La bronchite est une inflammation des bronches, c’est-à-dire des voies respiratoires profondes. Ses principaux symptômes sont la toux, une production abondante de sécrétions et d’expectorations. La maladie peut avoir une évolution aiguë ou chronique.

La bronchite aiguë s’accompagne souvent de refroidissements surtout au printemps et en automne. Elle guérit en règle générale en l’espace d’une dizaine de jours sans laisser de séquelles.

La „bronchite chronique simple“ a été définie par l’OMS/WHO comme „une toux et des expectorations dont les périodes durent trois mois consécutifs et s’étendent sur au moins  deux ans“. La muqueuse des bronches subit  donc une inflammation pendant un temps assez long et de manière répétée.

On parle de „bronchite chronique obstructive“ ou plus correctement de maladie pulmonaire chronique obstructive, souvent abrégée par BPCO (broncho-pneumopathie chronique obstructive) lorsque le tissu pulmonaire est affecté. Suite à une inflammation durable, les voies respiratoires perdent leur capacité de se nettoyer, la muqueuse produit de plus en plus de sécrétion. Les bronches sont rétrécies et il se produit une insuffisance respiratoire  peu  à peu suivie d’un emphysème pulmonaire.

La bronchopneumopathie chronique obstructive est plus lourde de conséquences que la bronchite chronique simple, car, contrairement à cette dernière, elle n’est pas pleinement guérissable. La maladie touche 200 millions de personnes dans le monde. Sa fréquence est en forte augmentation et l’on admet qu’elle sera la troisième cause de mortalité dans le monde d’ici 2020. Selon les indications de la ligue pulmonaire, ce sont plus de 400'000 personnes qui vivent en Suisse avec la BPCO.

Causes et facteurs de risque

Les causes de ces deux formes d’évolution, l’aiguë et la chronique, sont diverses.

Bronchite aiguë

  • Des infections virales, dans le cadre d’un refroidissement, pouvant évoluer plus tard en infection bactérienne („surinfection“). Quelques autres affections s’accompagnent de bronchite aiguë, par exemple la coqueluche et la scarlatine.
  • L’infection bactérienne primaire est plus rare; en cas de déficience immunitaire, les infections par champignons sont également possibles.
  • Les facteurs qui favorisent une bronchite aiguë sont la fumée, le froid et l’humidité ainsi que certains gaz et vapeurs irritants, mais aussi des maladies pulmonaires antérieures comme l’asthme, l’emphysème pulmonaire, le BPCO.

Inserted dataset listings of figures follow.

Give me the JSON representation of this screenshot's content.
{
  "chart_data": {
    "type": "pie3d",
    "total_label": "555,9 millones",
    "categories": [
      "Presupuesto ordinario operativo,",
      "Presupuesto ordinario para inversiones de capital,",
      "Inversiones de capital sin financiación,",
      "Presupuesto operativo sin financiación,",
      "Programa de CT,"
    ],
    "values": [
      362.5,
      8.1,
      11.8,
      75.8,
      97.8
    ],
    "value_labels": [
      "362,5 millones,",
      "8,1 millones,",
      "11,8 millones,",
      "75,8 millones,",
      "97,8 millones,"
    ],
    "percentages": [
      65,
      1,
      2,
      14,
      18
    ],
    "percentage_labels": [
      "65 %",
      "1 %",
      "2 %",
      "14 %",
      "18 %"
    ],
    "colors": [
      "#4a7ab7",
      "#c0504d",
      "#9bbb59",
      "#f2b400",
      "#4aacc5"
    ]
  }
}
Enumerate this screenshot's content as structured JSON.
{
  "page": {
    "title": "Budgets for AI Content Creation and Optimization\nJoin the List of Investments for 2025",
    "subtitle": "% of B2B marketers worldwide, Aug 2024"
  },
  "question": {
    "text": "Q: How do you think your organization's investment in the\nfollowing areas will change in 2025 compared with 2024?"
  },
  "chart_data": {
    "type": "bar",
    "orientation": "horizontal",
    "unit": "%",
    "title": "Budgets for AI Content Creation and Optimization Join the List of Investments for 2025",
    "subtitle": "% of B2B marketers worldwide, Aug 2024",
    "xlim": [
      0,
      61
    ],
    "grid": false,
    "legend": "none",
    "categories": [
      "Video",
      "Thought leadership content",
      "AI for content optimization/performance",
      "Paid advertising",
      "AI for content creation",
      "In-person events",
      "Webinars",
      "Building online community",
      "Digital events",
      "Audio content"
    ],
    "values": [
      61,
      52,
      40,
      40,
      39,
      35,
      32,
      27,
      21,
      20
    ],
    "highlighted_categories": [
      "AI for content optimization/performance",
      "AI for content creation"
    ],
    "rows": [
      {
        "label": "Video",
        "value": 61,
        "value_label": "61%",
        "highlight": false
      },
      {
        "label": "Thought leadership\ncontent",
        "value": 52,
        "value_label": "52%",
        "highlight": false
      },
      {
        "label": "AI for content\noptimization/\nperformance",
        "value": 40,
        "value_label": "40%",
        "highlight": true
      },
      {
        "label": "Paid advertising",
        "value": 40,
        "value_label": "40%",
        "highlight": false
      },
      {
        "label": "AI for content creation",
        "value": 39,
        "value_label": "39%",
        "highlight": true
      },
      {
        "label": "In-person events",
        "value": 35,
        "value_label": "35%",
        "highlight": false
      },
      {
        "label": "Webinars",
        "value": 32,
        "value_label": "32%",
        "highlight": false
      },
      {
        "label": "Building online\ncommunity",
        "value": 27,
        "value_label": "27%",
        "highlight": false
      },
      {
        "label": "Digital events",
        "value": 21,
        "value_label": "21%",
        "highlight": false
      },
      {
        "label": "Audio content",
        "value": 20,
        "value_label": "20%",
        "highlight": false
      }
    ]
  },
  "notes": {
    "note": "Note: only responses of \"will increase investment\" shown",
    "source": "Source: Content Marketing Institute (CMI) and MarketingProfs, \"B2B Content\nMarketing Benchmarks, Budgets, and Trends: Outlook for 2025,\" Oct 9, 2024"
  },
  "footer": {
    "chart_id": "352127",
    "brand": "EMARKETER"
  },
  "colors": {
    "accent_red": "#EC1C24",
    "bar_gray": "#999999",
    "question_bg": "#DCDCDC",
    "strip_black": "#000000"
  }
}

Bronchite chronique et maladie pulmonaire chronique et obstructive

  • Différentes substances contenues dans l’air – et notamment la fumée de cigarette, principale responsable de la BPCO – endommagent la muqueuse et ce qu’on appelle les cils vibratiles dans les voies respiratoires profondes. Ces structures ont pour charge de nettoyer les voies respiratoires, mais leur endommagement les empêche de remplir pleinement cette fonction.
    • Le fait d’avoir inhalé la fumée de cigarette durant de nombreuses années est à l’origine de la maladie dans plus de 90 % des cas; on parle de «bronchite du fumeur» et de «toux du fumeur» chroniques.
    • Plus rarement, la BPCO est due à est l’effet nocif chronique d’autres substances comme des gaz, vapeurs, poussières (y c. poussières fines), par exemple dans le cadre de l’activité professionnelle, ou des infections répétées des voies respiratoires.
  • Les récidives répétitives d’une bronchite aiguë peuvent prendre peu à peu la forme chronique de cette maladie.
  • L’hypersensibilité des bronches, l’asthme, les allergies, différentes autres maladies comme la fibrose kystique, la sinusite faciale chronique et la fibrose pulmonaire évoluent parfois en présentant les signes d’une bronchite chronique.
  • Des facteurs génétiques.

Le tableau clinique

Bronchite aiguë et chronique

  • La bronchite aiguë se manifeste souvent suite aux refroidissements. Toux et expectorations difficiles à éliminer en sont les principaux symptômes. Les expectorations sont glaireuses, grasses, vitreuses, blanchâtres. Leur coloration jaunâtre s’accompagne la plupart du temps de fièvre et de douleurs dans la poitrine et sont autant de signes d’une infection bactérienne.
  • Lorsque la toux est très forte, les expectorations peuvent contenir du sang, surtout si la muqueuse bronchiale est très irritée.
    Des expectorations avec des mélanges sanguinolents plus importants, accompagnées d’insuffisance respiratoire, sont des symptômes alarmants, ils peuvent être le signe d’une insuffisance cardiaque ou d’un carcinome des bronches.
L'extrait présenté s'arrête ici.